With Fox recovering quickly, Alleyn unmasks the killer: Bob Legge. Legge is Montague Thringle who blames Watchman for his lengthy prison stay. Watchman initially fails to recognize Legge, whose appearance has changed drastically, but Legge recognizes him. While anyone could have poisoned the brandy or the dart after it was thrown, only Legge would have known that dart would pierce Watchman's finger when he deliberately missed the shot. Legge poisoned the iodine used to clean out Watchman's wound. He is arrested.

The local police work with Alleyn, and the Chief Constable asks to play Watson to Alleyn's Sherlock.

==Characters==
- Chief Inspector Roderick Alleyn
- Inspector T R Fox
- Colonel Brammington — County Constable
- Nicholas Harper — Superintendent of Police in Illington
- Dr Shaw — Police surgeon, Illington
- Dr Mordant — Coroner in Illington
- Richard Oates — Police Constable for Illington and Ottercombe
- Luke Watchman - a successful barrister
- Sebastian Parish - Luke's actor cousin
- Norman Cubitt - Luke's painter friend
- Abel Pomeroy - proprietor of the Plume of Feathers in Devon
- Will Pomeroy - his son
- Mrs Ives - housekeeper at the Plume of Feathers
- Decima Moore - the local farmer's daughter; engaged to Will Pomeroy
- Violet Darragh - an impoverished Irish aristocrat
- Bob Legge - Treasurer and Secretary for the Coombe Left Movement
- George Nark - farmer in Ottercombe and local drunkard

==Reception==
Contemporary reviews were uniformly positive for this novel.

Maurice Percy Ashley writing in The Times had strong praise for the plot and noted an improvement in style compared to her earlier novels, less sentimental. Miss Marsh “presents us with a really clever problem in detection, the very thing to absorb our attention on snowbound, blacked-out evenings.”

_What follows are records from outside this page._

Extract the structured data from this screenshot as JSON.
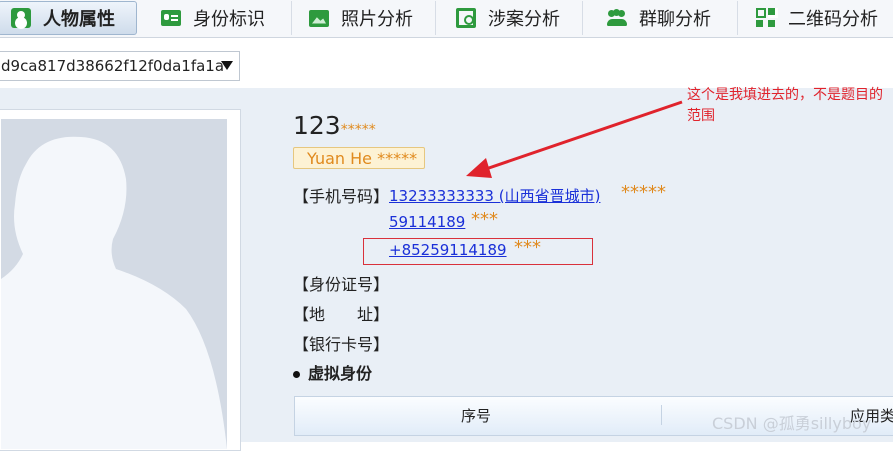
{
  "tabs": [
    {
      "label": "人物属性",
      "icon": "person-icon",
      "active": true
    },
    {
      "label": "身份标识",
      "icon": "id-card-icon"
    },
    {
      "label": "照片分析",
      "icon": "photo-icon"
    },
    {
      "label": "涉案分析",
      "icon": "case-search-icon"
    },
    {
      "label": "群聊分析",
      "icon": "group-icon"
    },
    {
      "label": "二维码分析",
      "icon": "qr-code-icon"
    }
  ],
  "id_select": {
    "value": "d9ca817d38662f12f0da1fa1a"
  },
  "profile": {
    "name": "123",
    "name_mask": "*****",
    "alias": "Yuan He *****",
    "phone_label": "【手机号码】",
    "phones": [
      {
        "number": "13233333333 (山西省晋城市)",
        "mask": "*****"
      },
      {
        "number": "59114189",
        "mask": "***"
      },
      {
        "number": "+85259114189",
        "mask": "***"
      }
    ],
    "id_label": "【身份证号】",
    "address_label": "【地　　址】",
    "bank_label": "【银行卡号】"
  },
  "annotation": "这个是我填进去的，不是题目的范围",
  "virtual_identity": {
    "title": "虚拟身份",
    "columns": [
      "序号",
      "应用类"
    ]
  },
  "watermark": "CSDN @孤勇sillyboy",
  "colors": {
    "accent_green": "#2e9a3e",
    "link": "#1a30d8",
    "mask": "#e08a1e",
    "annotation": "#e0232c"
  }
}
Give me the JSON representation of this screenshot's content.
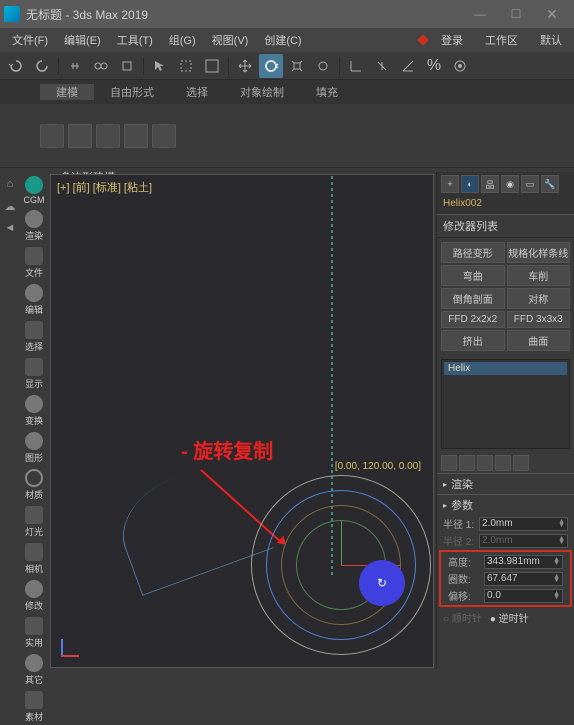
{
  "window": {
    "title": "无标题 - 3ds Max 2019"
  },
  "menu": {
    "file": "文件(F)",
    "edit": "编辑(E)",
    "tools": "工具(T)",
    "group": "组(G)",
    "views": "视图(V)",
    "create": "创建(C)",
    "login": "登录",
    "workspace": "工作区",
    "defaults": "默认"
  },
  "tabs": {
    "modeling": "建模",
    "freeform": "自由形式",
    "selection": "选择",
    "object_paint": "对象绘制",
    "populate": "填充"
  },
  "subtab": {
    "poly_model": "多边形建模"
  },
  "viewport": {
    "label": "[+] [前] [标准] [粘土]",
    "rotation_coords": "[0.00, 120.00, 0.00]"
  },
  "annotation": {
    "text": "旋转复制"
  },
  "sidebar": {
    "items": [
      {
        "label": "CGM"
      },
      {
        "label": "渲染"
      },
      {
        "label": "文件"
      },
      {
        "label": "编辑"
      },
      {
        "label": "选择"
      },
      {
        "label": "显示"
      },
      {
        "label": "变换"
      },
      {
        "label": "图形"
      },
      {
        "label": "材质"
      },
      {
        "label": "灯光"
      },
      {
        "label": "相机"
      },
      {
        "label": "修改"
      },
      {
        "label": "实用"
      },
      {
        "label": "其它"
      },
      {
        "label": "素材"
      }
    ]
  },
  "panel": {
    "object_name": "Helix002",
    "modifier_list_label": "修改器列表",
    "buttons": {
      "path_deform": "路径变形",
      "normalize_spline": "规格化样条线",
      "bend": "弯曲",
      "lathe": "车削",
      "chamfer": "倒角剖面",
      "symmetry": "对称",
      "ffd2": "FFD 2x2x2",
      "ffd3": "FFD 3x3x3",
      "extrude": "挤出",
      "surface": "曲面"
    },
    "stack_selected": "Helix",
    "rollout_render": "渲染",
    "rollout_params": "参数",
    "params": {
      "radius1_label": "半径 1:",
      "radius1_value": "2.0mm",
      "radius2_label": "半径 2:",
      "radius2_value": "2.0mm",
      "height_label": "高度:",
      "height_value": "343.981mm",
      "turns_label": "圈数:",
      "turns_value": "67.647",
      "bias_label": "偏移:",
      "bias_value": "0.0"
    },
    "radio": {
      "cw": "顺时针",
      "ccw": "逆时针"
    }
  }
}
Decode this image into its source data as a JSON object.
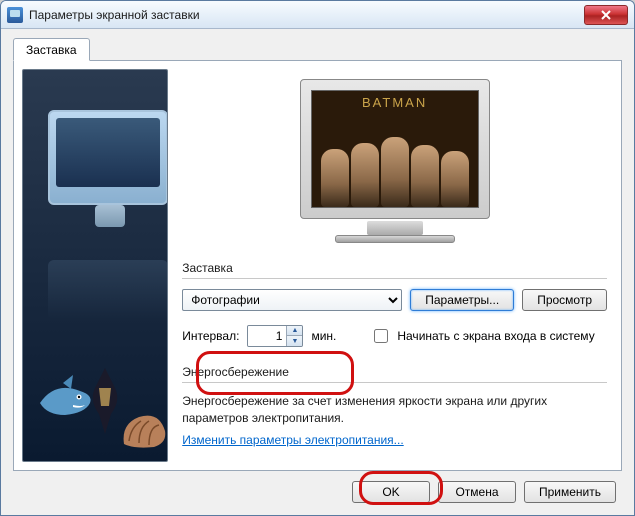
{
  "window": {
    "title": "Параметры экранной заставки"
  },
  "tab": {
    "label": "Заставка"
  },
  "preview": {
    "movie_title": "BATMAN"
  },
  "saver": {
    "group_label": "Заставка",
    "selected": "Фотографии",
    "settings_btn": "Параметры...",
    "preview_btn": "Просмотр"
  },
  "interval": {
    "label": "Интервал:",
    "value": "1",
    "unit": "мин.",
    "checkbox_label": "Начинать с экрана входа в систему"
  },
  "power": {
    "group_label": "Энергосбережение",
    "text": "Энергосбережение за счет изменения яркости экрана или других параметров электропитания.",
    "link": "Изменить параметры электропитания..."
  },
  "buttons": {
    "ok": "OK",
    "cancel": "Отмена",
    "apply": "Применить"
  }
}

Ralph Partridge in The New Statesman called it a competent story, as “All the characters are lively, all the suspects plausibly suspicious and the clue is scrupulously fair.”

Katherine Woods in The New York Times called it “a treasure” because of the rich characters, humor and setting, on top of the key aspect, a mystery to solve.

Isaac Anderson in The New York Times Book Review liked the characterizations, and said “she knows how to employ humour without overplaying it.”

==Background==
In her autobiography Black Beech And Honeydew, Ngaio Marsh describes Marton Cottage, the home in the hills outside Christchurch (NZ) she shared with her widowed father, as "a masculine household... with the emphasis on my father's generation", who would gather there of an evening to play darts. According to Marsh biographer Joanne Drayton, by April 1938, Marsh had returned to Christchurch after a long 1937-8 visit to England, where she had spent time with her old friends, the Rhodes family, visiting Devon and Cornwall, including Polperro (on which she drew for her fictional Ottercombe), adding to Death At The Bar her knowledge of the darts games her father Henry Marsh enjoyed, in which Ngaio sometimes took part.

==Adaptation==
BBC One broadcast an adaptation of the novel on 9 May 1993 as part of the Inspector Alleyn Mysteries. The episode was directed by Michael Winterbottom and starred Patrick Malahide as Roderick Alleyn. The main deviation from Marsh in Alfred Shaughnessy's script was the suggestion of a homosexual relationship between two male characters.